Carlos Amato of the Sunday Times‘s Soccer Life, who reported on the way in which soccer players are remunerated at Premier Soccer League clubs and the ongoing battle to create a fair deal for them by the South African Football Players’ Union.

Cartoonist

Yalo of the Sowetan newspaper, for a cartoon juxtaposing a famous image of the June 16 1976 events with a modern interpretation thereof.

Television feature

Friedman for her feature For the Boys.

Television general news

Robyn Smith of e.tv for a report on the myriad social problems that beset the children of some working-class mothers. ”This piece exposed the vulnerability of young children being exploited by the very people who should be protecting them by offering them for sex work.
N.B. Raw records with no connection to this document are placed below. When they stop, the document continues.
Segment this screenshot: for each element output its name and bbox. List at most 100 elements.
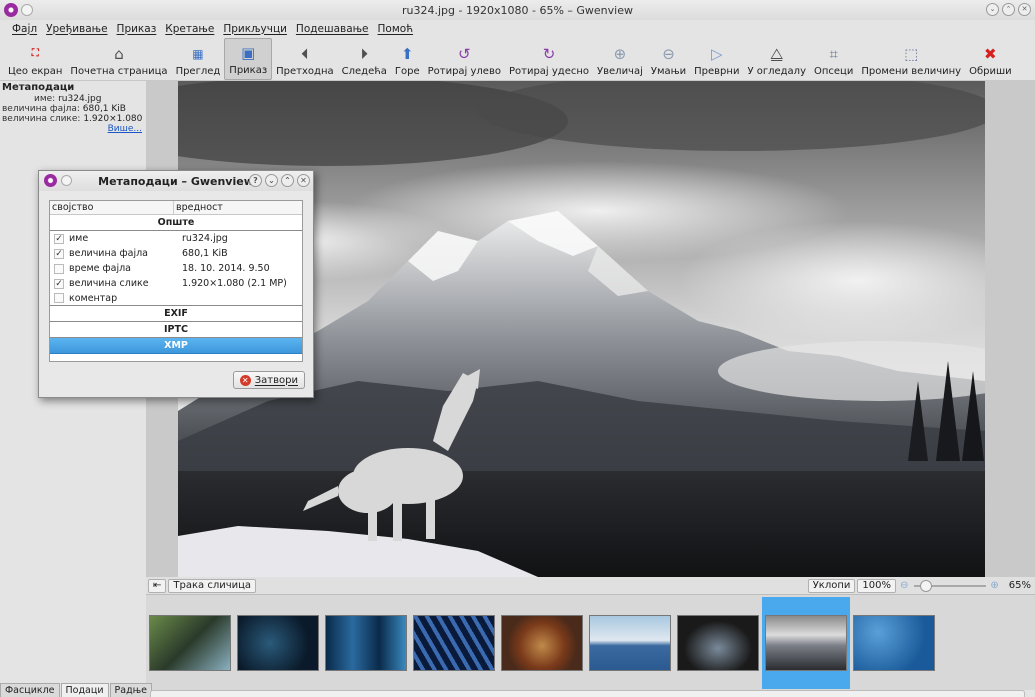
zoom-out-small-icon[interactable]: ⊖	[900, 580, 908, 591]
tab-operations[interactable]: Радње	[109, 683, 153, 697]
flip-button[interactable]: ▷ Преврни	[690, 38, 743, 80]
dialog-titlebar[interactable]: Метаподаци – Gwenview ? ⌄ ⌃ ✕	[39, 171, 313, 191]
checkbox[interactable]	[54, 263, 64, 274]
pin-icon[interactable]	[21, 4, 33, 16]
browse-icon: ▦	[192, 47, 204, 61]
menu-plugins[interactable]: Прикључци	[223, 23, 287, 35]
browse-button[interactable]: ▦ Преглед	[172, 38, 225, 80]
previous-icon: ⏴	[301, 45, 309, 63]
menu-edit[interactable]: Уређивање	[46, 23, 107, 35]
thumbnail[interactable]	[586, 597, 674, 689]
menu-go[interactable]: Кретање	[165, 23, 214, 35]
zoom-slider-handle[interactable]	[920, 579, 933, 592]
view-button[interactable]: ▣ Приказ	[224, 38, 273, 80]
pin-icon[interactable]	[61, 175, 72, 186]
thumbbar-label-button[interactable]: Трака сличица	[168, 578, 257, 593]
zoom-out-icon: ⊖	[662, 45, 675, 63]
maximize-icon[interactable]: ⌃	[281, 174, 294, 187]
table-row[interactable]: ✓ величина фајла 680,1 KiB	[50, 246, 302, 261]
column-value[interactable]: вредност	[174, 201, 223, 214]
menu-bar: Фајл Уређивање Приказ Кретање Прикључци …	[0, 20, 1035, 37]
close-icon[interactable]: ✕	[297, 174, 310, 187]
meta-line-filesize: величина фајла: 680,1 KiB	[2, 104, 126, 114]
thumbnail[interactable]	[850, 597, 938, 689]
tab-information[interactable]: Подаци	[60, 683, 109, 697]
more-link[interactable]: Више...	[0, 124, 146, 134]
delete-button[interactable]: ✖ Обриши	[965, 38, 1016, 80]
zoom-out-button[interactable]: ⊖ Умањи	[647, 38, 690, 80]
tab-folders[interactable]: Фасцикле	[0, 683, 60, 697]
zoom-in-icon: ⊕	[613, 45, 627, 63]
close-button[interactable]: ✕ Затвори	[232, 371, 305, 389]
toggle-thumbbar-button[interactable]: ⇤	[148, 578, 167, 593]
meta-line-name: име: ru324.jpg	[34, 94, 102, 104]
view-icon: ▣	[241, 44, 256, 62]
zoom-in-button[interactable]: ⊕ Увеличај	[593, 38, 647, 80]
zoom-slider[interactable]	[914, 579, 987, 593]
maximize-icon[interactable]: ⌃	[1002, 3, 1015, 16]
mirror-button[interactable]: ⧋ У огледалу	[743, 38, 810, 80]
previous-button[interactable]: ⏴ Претходна	[272, 38, 337, 80]
menu-settings[interactable]: Подешавање	[296, 23, 369, 35]
resize-button[interactable]: ⬚ Промени величину	[857, 38, 965, 80]
home-button[interactable]: ⌂ Почетна страница	[66, 38, 171, 80]
flip-icon: ▷	[711, 45, 723, 63]
bottom-bar	[150, 690, 1025, 697]
window-controls: ⌄ ⌃ ✕	[986, 3, 1031, 16]
viewer-status-bar: ⇤ Трака сличица Уклопи 100% ⊖ ⊕ 65%	[146, 577, 1035, 594]
fullscreen-button[interactable]: ⛶ Цео екран	[4, 38, 66, 80]
metadata-dialog: Метаподаци – Gwenview ? ⌄ ⌃ ✕ својство в…	[38, 170, 314, 398]
table-row[interactable]: ✓ име ru324.jpg	[50, 231, 302, 246]
title-bar: ru324.jpg - 1920x1080 - 65% – Gwenview ⌄…	[0, 0, 1035, 20]
dialog-window-controls: ? ⌄ ⌃ ✕	[249, 174, 310, 187]
thumbnail[interactable]	[146, 597, 234, 689]
menu-file[interactable]: Фајл	[12, 23, 37, 35]
up-button[interactable]: ⬆ Горе	[391, 38, 424, 80]
thumbnail[interactable]	[498, 597, 586, 689]
group-xmp[interactable]: XMP	[50, 338, 302, 354]
menu-view[interactable]: Приказ	[117, 23, 157, 35]
checkbox[interactable]	[54, 293, 64, 303]
close-icon: ✕	[239, 374, 251, 386]
side-panel-tabs: Фасцикле Подаци Радње	[0, 681, 153, 697]
table-row[interactable]: коментар	[50, 291, 302, 306]
window-title: ru324.jpg - 1920x1080 - 65% – Gwenview	[402, 3, 633, 17]
table-row[interactable]: време фајла 18. 10. 2014. 9.50	[50, 261, 302, 276]
next-icon: ⏵	[360, 45, 368, 63]
gwenview-app-icon[interactable]	[4, 3, 18, 17]
close-icon[interactable]: ✕	[1018, 3, 1031, 16]
next-button[interactable]: ⏵ Следећа	[338, 38, 391, 80]
zoom-in-small-icon[interactable]: ⊕	[990, 580, 998, 591]
crop-button[interactable]: ⌗ Опсеци	[810, 38, 857, 80]
rotate-left-button[interactable]: ↺ Ротирај улево	[424, 38, 505, 80]
thumbnail-selected[interactable]	[762, 597, 850, 689]
fullscreen-icon: ⛶	[31, 48, 39, 59]
fit-button[interactable]: Уклопи	[807, 578, 856, 593]
menu-help[interactable]: Помоћ	[378, 23, 414, 35]
checkbox[interactable]: ✓	[54, 233, 64, 244]
thumbnail[interactable]	[234, 597, 322, 689]
delete-icon: ✖	[984, 45, 997, 63]
metadata-table[interactable]: својство вредност Опште ✓ име ru324.jpg …	[49, 200, 303, 362]
toolbar: ⛶ Цео екран ⌂ Почетна страница ▦ Преглед ▣ П…	[0, 37, 1035, 81]
thumbnail[interactable]	[674, 597, 762, 689]
minimize-icon[interactable]: ⌄	[986, 3, 999, 16]
group-exif[interactable]: EXIF	[50, 306, 302, 322]
table-row[interactable]: ✓ величина слике 1.920×1.080 (2.1 MP)	[50, 276, 302, 291]
minimize-icon[interactable]: ⌄	[265, 174, 278, 187]
rotate-right-icon: ↻	[542, 45, 556, 63]
checkbox[interactable]: ✓	[54, 248, 64, 259]
gwenview-app-icon[interactable]	[44, 174, 57, 187]
thumbnail[interactable]	[410, 597, 498, 689]
panel-title: Метаподаци	[2, 82, 75, 93]
zoom-100-button[interactable]: 100%	[857, 578, 896, 593]
table-header: својство вредност	[50, 201, 302, 215]
group-iptc[interactable]: IPTC	[50, 322, 302, 338]
help-icon[interactable]: ?	[249, 174, 262, 187]
group-general[interactable]: Опште	[50, 215, 302, 231]
thumbnail[interactable]	[322, 597, 410, 689]
checkbox[interactable]: ✓	[54, 278, 64, 289]
thumbnail-strip[interactable]	[146, 594, 1035, 690]
rotate-right-button[interactable]: ↻ Ротирај удесно	[505, 38, 593, 80]
column-property[interactable]: својство	[50, 201, 174, 214]
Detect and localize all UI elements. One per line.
The news value was high, the piece technically proficient and the content well researched and gripping,” the judges said.

Columnist

Paddi Clay of the Herald, who ”tackled her topics in a humorous, amusing, witty and incisive manner”, according to the judges.

Community media

Mandla Khwela and Sandile Nzama of Ikhwezi Radio, whose radio shows ”chronicle stories about people, progress and problems and look for unique insights or perspectives on life in communities”.

Radio news

Mandy Weiner of Talk Radio 702 for her reports on the death of a 15-month-old baby, hit by a stray bullet during a shootout in the Johannesburg CBD.

Radio feature

Mabutho Ngcobo of Health-e News for a story on circumcision and the risk of HIV infection. The judges said the story was ”not only very well researched, but it dealt with a subject that affected everyone and told in a manner that effectively drove the point home”.

Photography

Greg Marinovich and James Oatway of the Sunday Times. The judges said the pictures submitted had been of a high quality and it had been difficult to choose a winner. ”Both winning entries were well researched over a period of time and the depth of understanding of the plight of the subjects told a visual and necessary story that we need to know and understand.”